Stravinsky treated his 18th-century sources with respect, but not reverence, and the LSO relished playing this music. The orchestration is varied throughout, and often witty (a duet for double bass and trombone – really?). Hannigan often set swift tempi, which did not wrongfoot these players, but which were certainly exhilarating. There were so many accomplished solos it seems invidious to pick anyone out, but leader Ben Gilmore, Principal Oboe Olivier Stankiewicz, and Principal Bassoon Rachel Gough sailed though some tricky assignments in this score.
Hannigan trusted the players enough actually to stop conducting during the Gavotte, leaving the players to follow each other. The three young vocalists acquitted themselves well, individually and in ensemble.
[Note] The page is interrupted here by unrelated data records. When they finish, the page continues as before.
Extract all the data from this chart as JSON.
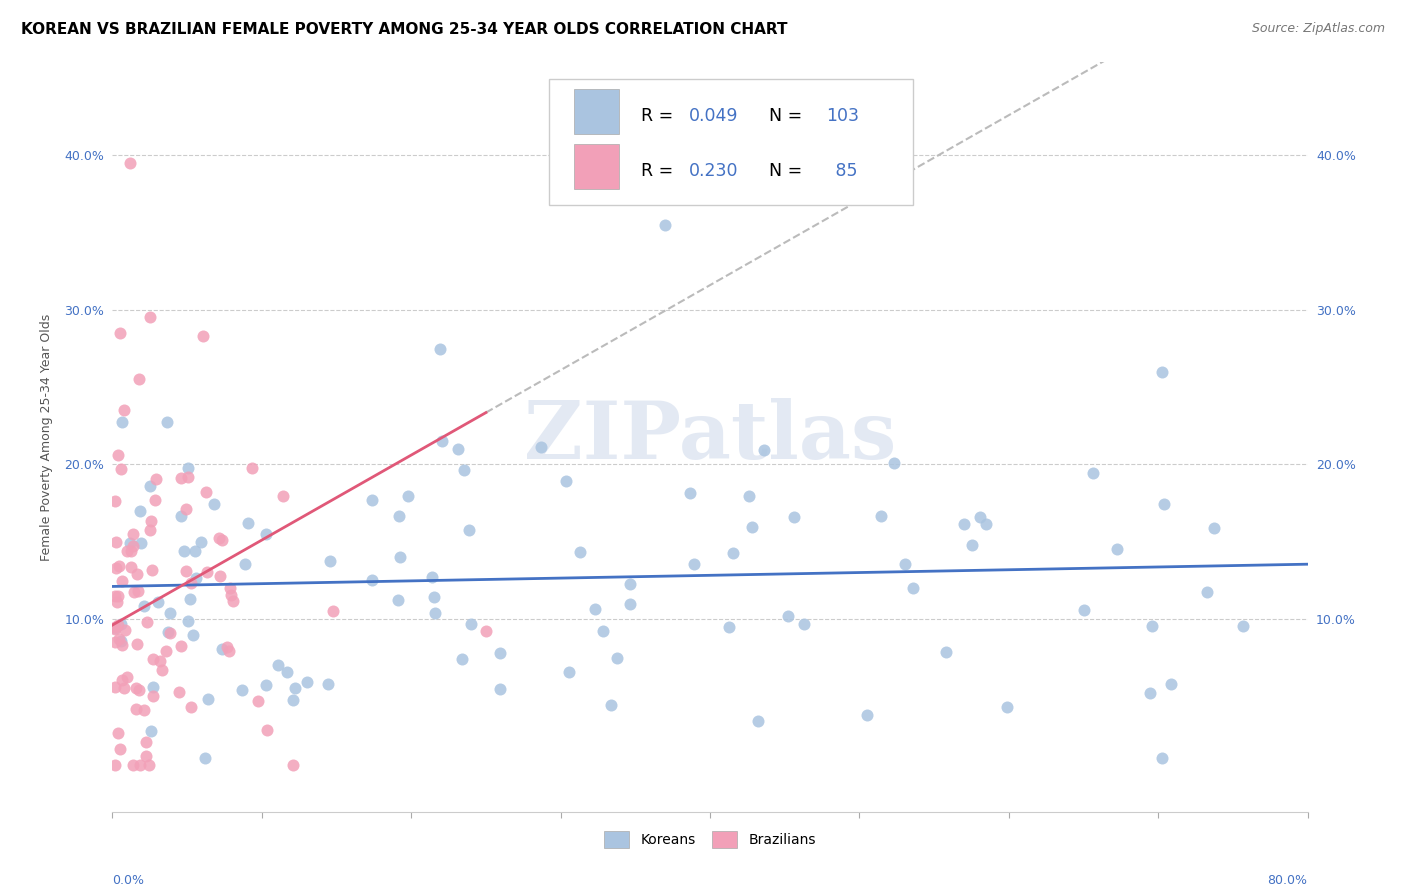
{
  "title": "KOREAN VS BRAZILIAN FEMALE POVERTY AMONG 25-34 YEAR OLDS CORRELATION CHART",
  "source": "Source: ZipAtlas.com",
  "ylabel": "Female Poverty Among 25-34 Year Olds",
  "korean_color": "#aac4e0",
  "brazilian_color": "#f2a0b8",
  "korean_line_color": "#4472c4",
  "brazilian_line_color": "#e05878",
  "dashed_line_color": "#bbbbbb",
  "koreans_label": "Koreans",
  "brazilians_label": "Brazilians",
  "watermark": "ZIPatlas",
  "R_korean": 0.049,
  "N_korean": 103,
  "R_brazilian": 0.23,
  "N_brazilian": 85,
  "xmin": 0.0,
  "xmax": 0.8,
  "ymin": -0.025,
  "ymax": 0.46,
  "ytick_vals": [
    0.1,
    0.2,
    0.3,
    0.4
  ],
  "ytick_labels": [
    "10.0%",
    "20.0%",
    "30.0%",
    "40.0%"
  ],
  "accent_color": "#4472c4"
}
Charles Sy made a vocally cloudy start but soon found the poise and wit in his music. Fleur Barron made the most of her appealing lower register in “Contento forse vivere”, and so did Douglas Williams in the composer’s exaggerated 18th-century word-painting at “dalla profondita”.
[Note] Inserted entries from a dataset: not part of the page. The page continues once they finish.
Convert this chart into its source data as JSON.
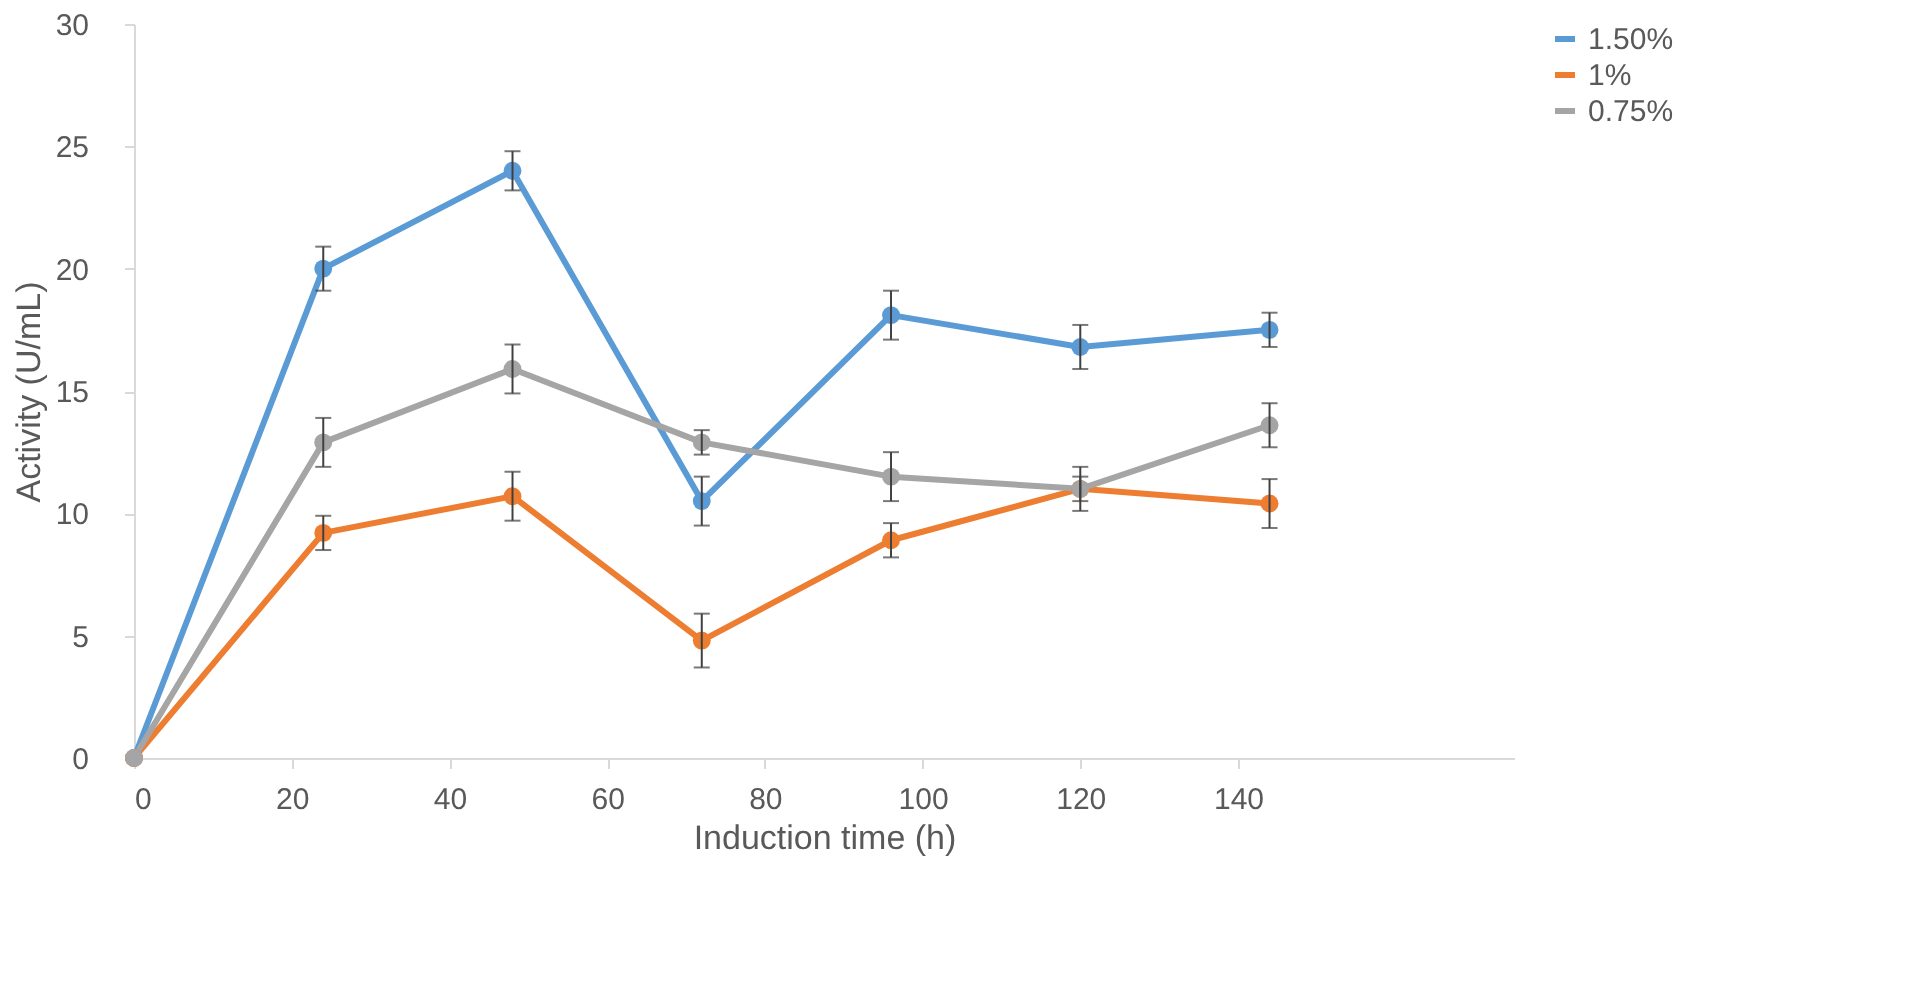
{
  "chart_data": {
    "type": "line",
    "xlabel": "Induction time (h)",
    "ylabel": "Activity (U/mL)",
    "x": [
      0,
      24,
      48,
      72,
      96,
      120,
      144
    ],
    "xlim": [
      0,
      175
    ],
    "xticks": [
      0,
      20,
      40,
      60,
      80,
      100,
      120,
      140
    ],
    "ylim": [
      0,
      30
    ],
    "yticks": [
      0,
      5,
      10,
      15,
      20,
      25,
      30
    ],
    "grid": false,
    "legend": "right",
    "marker": "circle",
    "line_style": "solid",
    "series": [
      {
        "name": "1.50%",
        "color": "#5b9bd5",
        "values": [
          0,
          20.0,
          24.0,
          10.5,
          18.1,
          16.8,
          17.5
        ],
        "errors": [
          null,
          0.9,
          0.8,
          1.0,
          1.0,
          0.9,
          0.7
        ]
      },
      {
        "name": "1%",
        "color": "#ed7d31",
        "values": [
          0,
          9.2,
          10.7,
          4.8,
          8.9,
          11.0,
          10.4
        ],
        "errors": [
          null,
          0.7,
          1.0,
          1.1,
          0.7,
          0.5,
          1.0
        ]
      },
      {
        "name": "0.75%",
        "color": "#a5a5a5",
        "values": [
          0,
          12.9,
          15.9,
          12.9,
          11.5,
          11.0,
          13.6
        ],
        "errors": [
          null,
          1.0,
          1.0,
          0.5,
          1.0,
          0.9,
          0.9
        ]
      }
    ]
  }
}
Haydn’s Symphony no. 64 in A major brought authentic 18th-century music. "Tempora mutantur" its nickname, is from Tempora mutantur, nos et mutamur in illis, (Times have changed; and we change with them). The symphony is scored for just two oboes, two horns and strings, so the sort of work left nowadays to authentic instrument smaller groups. But just as opera singers who progress to Romantic roles want to keep their Mozart ones, to retain stylishness, flexibility and tessitura, so major symphony orchestras need to keep in touch with their own musical roots. Without classicism how do you interpret neoclassicism – which virtually begins with Pulcinella?
The LSO were not found wanting in classical style here and neither was their conductor. One might have thought her other main metier was dance rather than song, so balletic was Hannigan's direction, especially in the Minuet and the Presto finale. She even managed to make the unusual Largo sound coherent, despite the hesitations and interruptions to its line. (Musical ‘time’ out of joint – the cause of the Latin nickname, which was Haydn’s own?). Hannigan might have encouraged the horns more in the first movement, since the thrill of their often high-lying parts are such a feature of the texture in this modestly scored piece.
Stravinsky’s Symphony in Three Movements was written in America during World War 2, and has often been linked to those violent times. Hannigan pulled no punches in the arresting opening, and kept the many ostinatos buoyant. The prominent piano (recalling Petrushka) was well balanced within the fast-changing focus on various instrumental groups. The decorous slow movement (recalling Pulcinella), with the harp taking over from the piano, and heavy brass and percussion silenced, was elegiac in feeling. No restraint though in the high horn whoops in the finale’s opening, or hesitations in the complex rhythms, but a growing tension up to the last section, building momentum to the final ‘Hollywood’ chord. Cue some whoops from the audience to match those from the horns.